Quality Baseline Testing

The model isn't why your agent fails

70% of your AI agent's performance lives outside the model. HarnessKit tests the other 70%: the scaffold, the tools, the prompts, the glue. Baseline it. Benchmark it. Catch regressions before production.

Harness as code. Tested like code.

Define your agent's scaffold configuration as a versioned, testable artifact. System prompts, tool configs, routing logic, guardrails. All of it.

Run the same task suite across different harness versions. Compare quality scores. See exactly what changed and what broke.

// Define a quality baseline
const baseline = defineHarness({
  name: "coding-agent-v3",
  model: "claude-opus-4.6",
  scaffold: {
    systemPrompt: "./prompts/v3.md",
    tools: ["file_edit", "terminal"],
    maxTurns: 25,
  }
});

// Run against a cohort
const results = await runCohort({
  harness: baseline,
  suite: "swe-bench-50",
  runs: 3,
});

// results.score → 0.72
// results.regressions → []
// results.cost → $4.21
                    

How it works

Define your harness

Capture every scaffold decision as config: system prompts, tool schemas, routing rules, retry logic, guardrails. Version it. Diff it. Review it like code.

Run cohort baselines

Execute the same task suite against multiple harness versions simultaneously. Statistical comparison, not vibes. Know which scaffold change improved quality and which introduced regressions.
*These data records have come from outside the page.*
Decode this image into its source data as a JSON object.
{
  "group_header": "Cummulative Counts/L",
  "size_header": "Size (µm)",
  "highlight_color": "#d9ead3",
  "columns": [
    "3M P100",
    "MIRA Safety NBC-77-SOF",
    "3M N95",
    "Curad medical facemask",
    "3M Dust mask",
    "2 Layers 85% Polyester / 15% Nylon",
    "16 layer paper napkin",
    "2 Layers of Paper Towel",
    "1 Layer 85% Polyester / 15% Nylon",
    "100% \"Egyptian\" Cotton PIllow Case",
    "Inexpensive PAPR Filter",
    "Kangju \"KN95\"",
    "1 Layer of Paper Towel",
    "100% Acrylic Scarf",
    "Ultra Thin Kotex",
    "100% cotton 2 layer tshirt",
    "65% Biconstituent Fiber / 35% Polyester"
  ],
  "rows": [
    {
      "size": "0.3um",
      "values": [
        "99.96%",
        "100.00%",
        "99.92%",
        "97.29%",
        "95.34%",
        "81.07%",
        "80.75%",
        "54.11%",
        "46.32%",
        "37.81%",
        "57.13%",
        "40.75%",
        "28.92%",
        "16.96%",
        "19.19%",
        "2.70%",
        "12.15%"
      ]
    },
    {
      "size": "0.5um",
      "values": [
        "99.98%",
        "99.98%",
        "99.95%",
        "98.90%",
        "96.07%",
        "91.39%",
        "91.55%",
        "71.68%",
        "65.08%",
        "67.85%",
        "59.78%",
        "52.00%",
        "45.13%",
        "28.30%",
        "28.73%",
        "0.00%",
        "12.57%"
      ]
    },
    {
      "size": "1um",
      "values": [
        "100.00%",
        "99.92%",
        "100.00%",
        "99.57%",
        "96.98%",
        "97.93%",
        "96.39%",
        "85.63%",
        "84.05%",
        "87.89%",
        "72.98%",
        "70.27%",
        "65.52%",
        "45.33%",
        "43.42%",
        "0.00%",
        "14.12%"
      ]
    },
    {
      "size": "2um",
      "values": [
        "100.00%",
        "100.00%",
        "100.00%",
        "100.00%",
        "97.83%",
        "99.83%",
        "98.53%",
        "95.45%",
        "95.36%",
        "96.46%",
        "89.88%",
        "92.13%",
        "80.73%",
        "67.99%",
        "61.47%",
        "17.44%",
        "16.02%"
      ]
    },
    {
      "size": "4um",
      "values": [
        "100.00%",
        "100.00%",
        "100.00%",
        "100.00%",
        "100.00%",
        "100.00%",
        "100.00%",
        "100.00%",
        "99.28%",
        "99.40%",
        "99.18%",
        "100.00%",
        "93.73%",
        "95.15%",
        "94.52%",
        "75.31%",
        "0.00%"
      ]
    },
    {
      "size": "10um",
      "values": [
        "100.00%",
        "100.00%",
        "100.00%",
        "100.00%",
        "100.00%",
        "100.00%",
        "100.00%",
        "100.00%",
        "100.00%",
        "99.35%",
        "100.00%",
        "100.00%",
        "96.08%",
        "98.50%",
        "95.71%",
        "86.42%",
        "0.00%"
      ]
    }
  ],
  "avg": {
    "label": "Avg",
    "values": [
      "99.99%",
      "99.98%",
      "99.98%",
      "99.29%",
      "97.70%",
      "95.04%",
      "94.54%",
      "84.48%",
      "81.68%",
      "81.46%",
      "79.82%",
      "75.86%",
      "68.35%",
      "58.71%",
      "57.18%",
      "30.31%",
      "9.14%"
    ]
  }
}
Catch regressions automatically

Continuous baseline monitoring in CI. Every harness change gets a quality score delta. Regressions surface before they reach production, not after your users file bug reports.

Separate signal from noise

When an agent fails, was it the model, the prompt, the tool config, or the routing? HarnessKit isolates variables so you debug the right layer.

Same model. Better harness. That's the difference between 52% and 66% task success.

The harness is the product. Test it like one.